In Toronto on the weekend, a man waiting for a subway train had a seizure and fell onto the tracks. A father and daughter jumped onto the tracks despite the presence of an electrified third rail that could have killed them. They lifted the man onto the platform, saving his life. Police praised the rescuers, though they also cautioned that they could have taken less risky measures, too.

Also in Toronto, two men, one armed with a handgun and the other a rifle, entered a bank. One man out of the half-dozen customers stood up to them, even began to grapple with one of them. It was foolish. A robber tried to shoot him, missed and hit a teller in the leg. Then when the robbers fled with their bag of money, the same man chased them, and was shot in the stomach for his troubles. Both the injured teller and the wounded hero survived.
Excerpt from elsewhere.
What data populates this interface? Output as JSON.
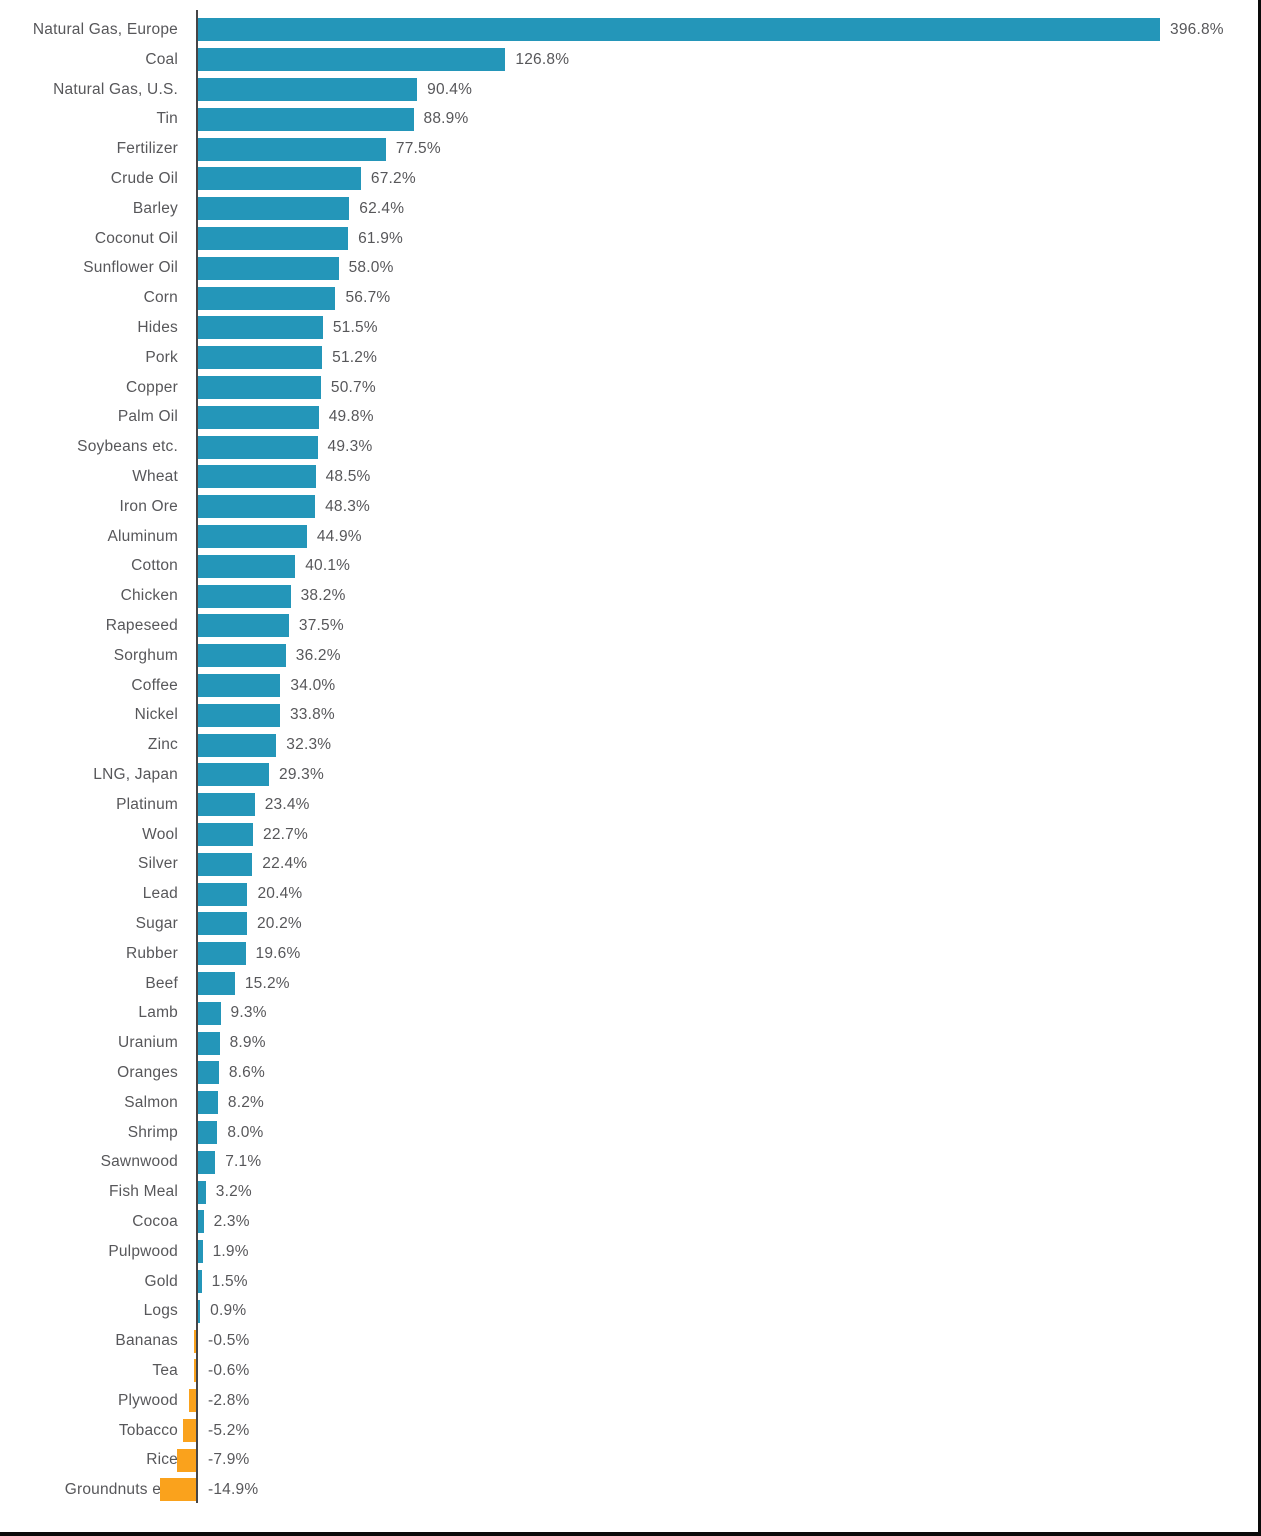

In Boston last week, some people rushed toward the fallen, not knowing whether more blasts were coming. One man was seen holding a legless man's exposed artery, pinching it off while the man was wheeled toward medical aid.

Ordinary people don't wish to leave public safety and the protection of society to those paid for concerning themselves with those things. People may be foolish on occasion, they may even expose others to greater danger. But at least we are not about nails in a pressure cooker designed to maim. We're about the people rushing in to aid the wounded.